NA RÁDIO COM CACAREJOS E CIDINHA

     



    Penso cá , com meus desgastados botões, porque o rádio no Brasil, salvo honrosas exceções, virou fundamentalmente uma trincheira dos evangélicos pentecostais emissários das trevas e dos difusores do pior típico de música do sistema solar justamente em um país que tem na música uma das suas maiores trincheiras. 

    Isso posto digo que cresci ouvindo rádio e entre as lembranças mais caras de minha infância no ABC paulista está tomar café da manhã ouvindo o "Pulo do gato" ou  "O Trabuco" com o finado, contundente e lendário Vicente Leporace . Segui vida afora ouvindo rádio e até hoje a primeira coisa que faço ao levantar e descer para o café na cozinha é ligar o rádio. E isso, todo dia, acaba por ser motivo de desalento porque me pergunto sempre quando foi que nossas rádios , digamos, jornalísticas se transformaram num uníssono de âncoras medíocres com pensamentos únicos conservadores e piadinhas xexelentas diante de câmeras que agora tiram o saudável e saudoso ar de casulo que a rádio tinha diante da televisão.
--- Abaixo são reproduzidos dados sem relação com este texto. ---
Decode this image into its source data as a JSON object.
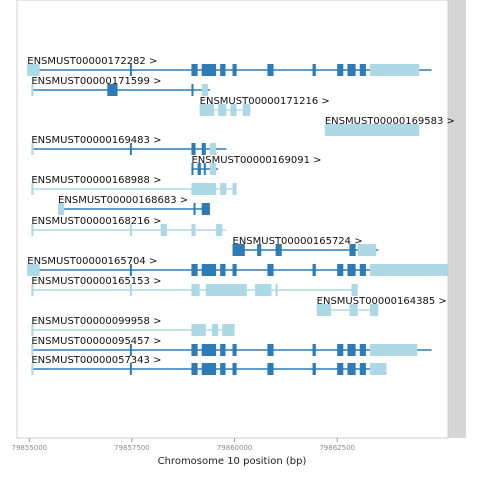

    Como as grandes empresas, digamos, "jornalísticas" fazem parte de conglomerados midiáticos  hegemônicos era óbvio que não fossem dar vez  a vozes mais progressistas ou alinhadas à esquerda . Muito menos a anarquistas que remam contra todas as correntes. Nem eu seria tolo de imaginar que fariam isso. Mas precisa que todas elas só empreguem e deem espaço a conservadores das mais variadas faixas etárias cujo currículo invariavelmente é apenas vencer na vida dizendo sim ? É flagrante o despreparo, a pouca leitura , a pouca formação intelectual e humanista da maioria desses, digamos, "âncoras". Só isso explica em parte o sucesso dessa figura lapidar do opinionismo desenfreado que é Reinaldo Azevedo e seus cacarejos eloquentes ,um ex-extremista de direita agora convertido a simpatizante da justiça ao reconhecer que cometeram graves injustiças contra Lula.

    Talvez por ser uma pérola entre os porcos por ter lido livros capitais para a formação de qualquer jornalista o cacarejador se ache acima do bem e do mal e tem uma legião nada desprezível de ouvintes , imagino hoje formada por gente conservadora agora arrependida de seu voto em Bozo. Mesmo assim suas pílulas de sabedoria - que lembram aqueles recadinhos que existiam dentro das gotas de pinho Alabarda- e seu grasnar de tia véia ao tentar interpretar boas canções da MPB são acordes dissonantes diante de outros tantos âncoras rasos e ignaros. Isso não quer dizer que eu aprecie o estilo e modos do tal "tio Rei" mas seu estilo neo Trabuco de Leporace o coloca acima da média . Um horror menor diante de tantos horrores.

    Mas  toda essa peroração não é para falar do sujeito em questão e sim da falta de acordes dissonantes no rádio. A ausência total de diversidade de opiniões e visões sobre a vida dura que estamos levando. É preciso tolerar tanta opinião inútil e inócua, sempre a defender liberalismo, livre mercado, prospecção de negócios , empreendedorismo , enfim , a voz dos patrões, para ouvir notícias simplesmente. Por isso , graças a aplicativos , hoje sou mais é fã da veteraníssima e afiadíssima Cidinha Campos que das 13 às 15 hs rouba a cena na super rádio tupi do Rio de Janeiro. Embora não seja um farol de sabedoria é articulada ,contundente e crítica na medida certa em relação a abusos cometidos  pelos desgovernos dos quais somos reféns. Prefiro esse papo direto e reto do que as perorações enfadonhas de tantos comentaristas e âncoras enfadonhos.